Mekan ve Mimarinin Eğitimde Başarıya Etkisi

Mekan ve Mimarinin Eğitimde Başarıya Etkisi

Genel Müdürümüz Sayın Sevinç Atabay’ın Vitra Çağdaş Mimarlık Dizisi, Eğitim Yapıları Kitabı “Mekan ve Mimarinin Eğitimde Başarıya Etkisi” konulu yazısı

İnsanlık tarihi boyunca eğitsel faaliyetlerde, insanlar daima mekânlarla bütünleşmiş ve değer kazanmıştır.
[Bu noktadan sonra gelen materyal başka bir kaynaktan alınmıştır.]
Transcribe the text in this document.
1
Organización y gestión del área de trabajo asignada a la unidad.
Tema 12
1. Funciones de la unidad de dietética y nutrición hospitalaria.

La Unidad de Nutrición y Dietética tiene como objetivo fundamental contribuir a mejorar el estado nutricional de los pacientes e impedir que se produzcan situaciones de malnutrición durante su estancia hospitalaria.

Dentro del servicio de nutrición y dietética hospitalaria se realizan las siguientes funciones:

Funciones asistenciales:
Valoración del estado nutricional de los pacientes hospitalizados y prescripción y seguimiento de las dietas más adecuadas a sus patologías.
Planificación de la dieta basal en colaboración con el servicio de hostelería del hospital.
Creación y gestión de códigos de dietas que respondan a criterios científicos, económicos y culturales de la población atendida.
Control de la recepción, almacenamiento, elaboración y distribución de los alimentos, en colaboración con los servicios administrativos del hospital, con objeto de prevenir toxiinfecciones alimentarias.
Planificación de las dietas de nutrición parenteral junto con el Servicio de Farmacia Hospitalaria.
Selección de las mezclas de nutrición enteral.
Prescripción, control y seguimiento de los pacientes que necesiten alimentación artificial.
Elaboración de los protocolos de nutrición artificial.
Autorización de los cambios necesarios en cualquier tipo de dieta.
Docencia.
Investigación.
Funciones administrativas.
Tarihsel veriler, toplumların belirli dönemlerde felsefi, dini ve bilimsel gelişmelerin sonucunda, eğitim programlarının amacına uygun mekânlar düşünüp geliştirdiklerini göstermektedir.

Çağımızda okullar bir öğrenme yeri olarak tanımlanmakta ve okullardaki öğrenmenin etkili bir biçimde gerçekleştirilmesi beklenmektedir. Bütün okullar, gerekli ortam ve koşullar sağlandığında, uygun bir eğitim ve öğretim hizmeti sağlayabilir; iç ve dış çevrelerinde yapılacak iyileştirmelerle etkili ve başarılı bir öğrenmeyi gerçekleştirebilirler.
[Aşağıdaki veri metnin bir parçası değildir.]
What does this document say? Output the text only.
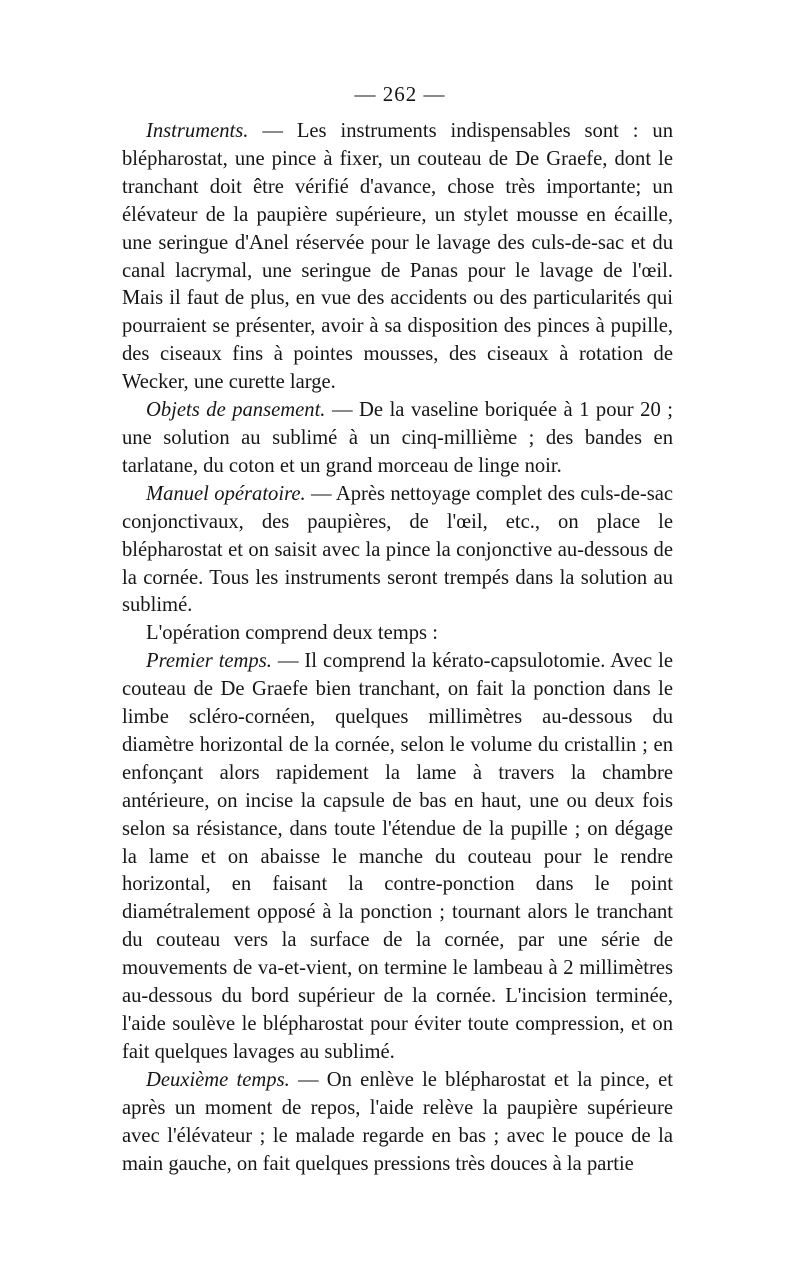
— 262 —

Instruments. — Les instruments indispensables sont : un blépharostat, une pince à fixer, un couteau de De Graefe, dont le tranchant doit être vérifié d'avance, chose très importante; un élévateur de la paupière supérieure, un stylet mousse en écaille, une seringue d'Anel réservée pour le lavage des culs-de-sac et du canal lacrymal, une seringue de Panas pour le lavage de l'œil. Mais il faut de plus, en vue des accidents ou des particularités qui pourraient se présenter, avoir à sa disposition des pinces à pupille, des ciseaux fins à pointes mousses, des ciseaux à rotation de Wecker, une curette large.

Objets de pansement. — De la vaseline boriquée à 1 pour 20 ; une solution au sublimé à un cinq-millième ; des bandes en tarlatane, du coton et un grand morceau de linge noir.

Manuel opératoire. — Après nettoyage complet des culs-de-sac conjonctivaux, des paupières, de l'œil, etc., on place le blépharostat et on saisit avec la pince la conjonctive au-dessous de la cornée. Tous les instruments seront trempés dans la solution au sublimé.

L'opération comprend deux temps :

Premier temps. — Il comprend la kérato-capsulotomie. Avec le couteau de De Graefe bien tranchant, on fait la ponction dans le limbe scléro-cornéen, quelques millimètres au-dessous du diamètre horizontal de la cornée, selon le volume du cristallin ; en enfonçant alors rapidement la lame à travers la chambre antérieure, on incise la capsule de bas en haut, une ou deux fois selon sa résistance, dans toute l'étendue de la pupille ; on dégage la lame et on abaisse le manche du couteau pour le rendre horizontal, en faisant la contre-ponction dans le point diamétralement opposé à la ponction ; tournant alors le tranchant du couteau vers la surface de la cornée, par une série de mouvements de va-et-vient, on termine le lambeau à 2 millimètres au-dessous du bord supérieur de la cornée. L'incision terminée, l'aide soulève le blépharostat pour éviter toute compression, et on fait quelques lavages au sublimé.

Deuxième temps. — On enlève le blépharostat et la pince, et après un moment de repos, l'aide relève la paupière supérieure avec l'élévateur ; le malade regarde en bas ; avec le pouce de la main gauche, on fait quelques pressions très douces à la partie
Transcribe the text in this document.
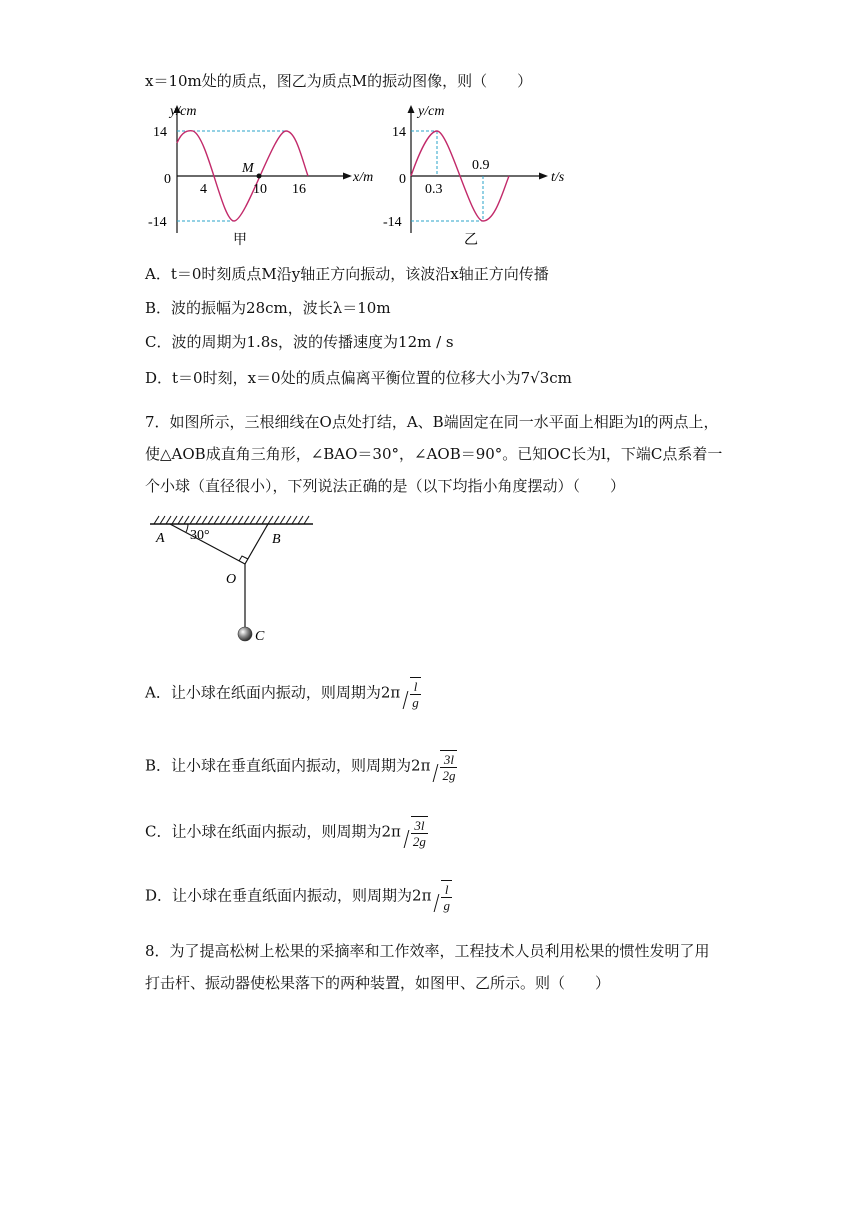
x＝10m处的质点，图乙为质点M的振动图像，则（　　）
y/cm
x/m
14
0
-14
4	10 16
M
甲
y/cm
t/s
14
0
-14
0.3
0.9
乙
A．t＝0时刻质点M沿y轴正方向振动，该波沿x轴正方向传播
B．波的振幅为28cm，波长λ＝10m
C．波的周期为1.8s，波的传播速度为12m / s
D．t＝0时刻，x＝0处的质点偏离平衡位置的位移大小为7√3cm
7．如图所示，三根细线在O点处打结，A、B端固定在同一水平面上相距为l的两点上，
使△AOB成直角三角形，∠BAO＝30°，∠AOB＝90°。已知OC长为l，下端C点系着一
个小球（直径很小），下列说法正确的是（以下均指小角度摆动）（　　）
30°
A	B
O
C
A．让小球在纸面内振动，则周期为$2\pi \frac{l}{g}$
B．让小球在垂直纸面内振动，则周期为$2\pi \frac{3l}{2g}$
C．让小球在纸面内振动，则周期为$2\pi \frac{3l}{2g}$
D．让小球在垂直纸面内振动，则周期为$2\pi \frac{l}{g}$
8．为了提高松树上松果的采摘率和工作效率，工程技术人员利用松果的惯性发明了用
打击杆、振动器使松果落下的两种装置，如图甲、乙所示。则（　　）
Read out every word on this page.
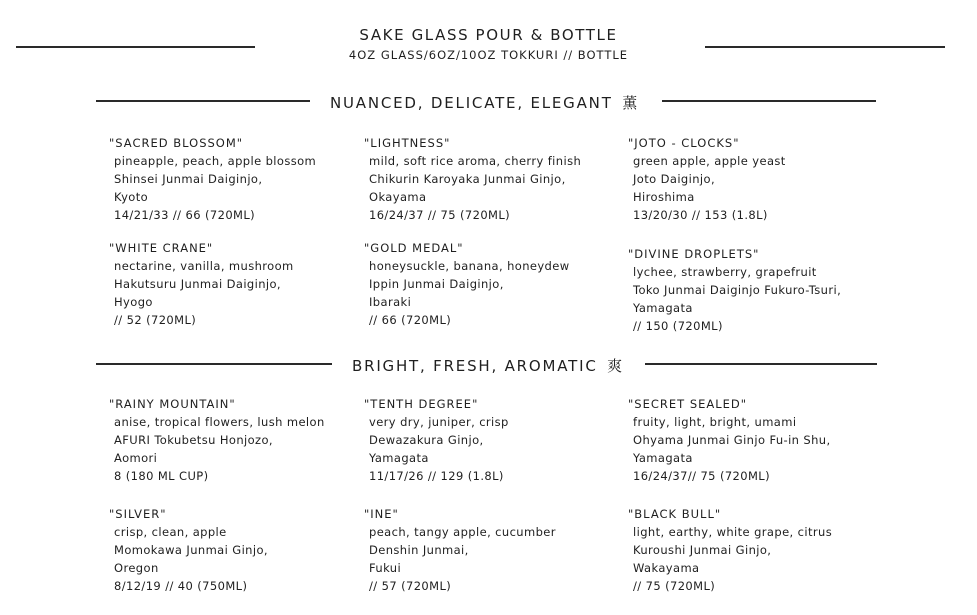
SAKE GLASS POUR & BOTTLE
4OZ GLASS/6OZ/10OZ TOKKURI // BOTTLE
NUANCED, DELICATE, ELEGANT 薫
"SACRED BLOSSOM"
pineapple, peach, apple blossom
Shinsei Junmai Daiginjo,
Kyoto
14/21/33 // 66 (720ML)
"LIGHTNESS"
mild, soft rice aroma, cherry finish
Chikurin Karoyaka Junmai Ginjo,
Okayama
16/24/37 // 75 (720ML)
"JOTO - CLOCKS"
green apple, apple yeast
Joto Daiginjo,
Hiroshima
13/20/30 // 153 (1.8L)
"WHITE CRANE"
nectarine, vanilla, mushroom
Hakutsuru Junmai Daiginjo,
Hyogo
// 52 (720ML)
"GOLD MEDAL"
honeysuckle, banana, honeydew
Ippin Junmai Daiginjo,
Ibaraki
// 66 (720ML)
"DIVINE DROPLETS"
lychee, strawberry, grapefruit
Toko Junmai Daiginjo Fukuro-Tsuri,
Yamagata
// 150 (720ML)
BRIGHT, FRESH, AROMATIC 爽
"RAINY MOUNTAIN"
anise, tropical flowers, lush melon
AFURI Tokubetsu Honjozo,
Aomori
8 (180 ML CUP)
"TENTH DEGREE"
very dry, juniper, crisp
Dewazakura Ginjo,
Yamagata
11/17/26 // 129 (1.8L)
"SECRET SEALED"
fruity, light, bright, umami
Ohyama Junmai Ginjo Fu-in Shu,
Yamagata
16/24/37// 75 (720ML)
"SILVER"
crisp, clean, apple
Momokawa Junmai Ginjo,
Oregon
8/12/19 // 40 (750ML)
"INE"
peach, tangy apple, cucumber
Denshin Junmai,
Fukui
// 57 (720ML)
"BLACK BULL"
light, earthy, white grape, citrus
Kuroushi Junmai Ginjo,
Wakayama
// 75 (720ML)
Okullar, ülkemizdeki ve dünyadaki toplumsal, kültürel, teknolojik ve ekonomik gelişmeleri yakından izleyip, benimseyip, genç nesillere aktararak toplumun gelişimine katkıda bulunurlar. Okulların hem toplumun mevcut kültürünü koruması ve yaşatması hem de kendisiyle birlikte içinde bulunduğu toplumu geliştirmesi ve değiştirmesi beklenmektedir. Bu nedenle okulların hareketli ve dinamik yapılar olması gerekir. Bu dinamizm ise, okullarda yeterli fiziki mekânların oluşturulmasıyla mümkündür.

Eğitim sisteminin, çevresindeki sosyo-ekonomik, siyasal ve kültürel sistemlerle ilişki ve etkileşim içinde olması sebebiyle, eğitimin temel üretim birimi olan okullar, sözü edilen sistemlerde meydana gelen değişim ve gelişmelerden etkilenirler. Okul, toplumun ve çevrenin ihtiyaçlarını karşılayan bir kaynak merkezidir, bu nedenle kendisini çevre ve toplumun beklentilerine göre geliştirmelidir. Nair ve Fielding, yazılarında 21. yüzyıl okullarında ihtiyaçları karşılayacak ortak Özellikleri üç başlık altında toplamışlardır:

  • Kişisel öğrenim alanları, sessiz okuma alanının yansıması,
  • Akranlardan öğrenilebilecek alanlar,
  • Uzmanlardan öğrenilecek alanlar.

Görünen odur ki, 21. yüzyıl mimarisi, insanların ihtiyaçlarını karşılayabilmek için bir değişim geçirmektedir. Ancak içinde bulunduğumuz yüzyılda, eskiden yapamadıklarımızı gerçekleştirme ve hatalarımızı düzeltme olanağını ancak çağdaş, teknolojiye açık, esnek yapılar, takım çalışmasına olanak tanıyan rahat ortamlarda bulabileceğiz.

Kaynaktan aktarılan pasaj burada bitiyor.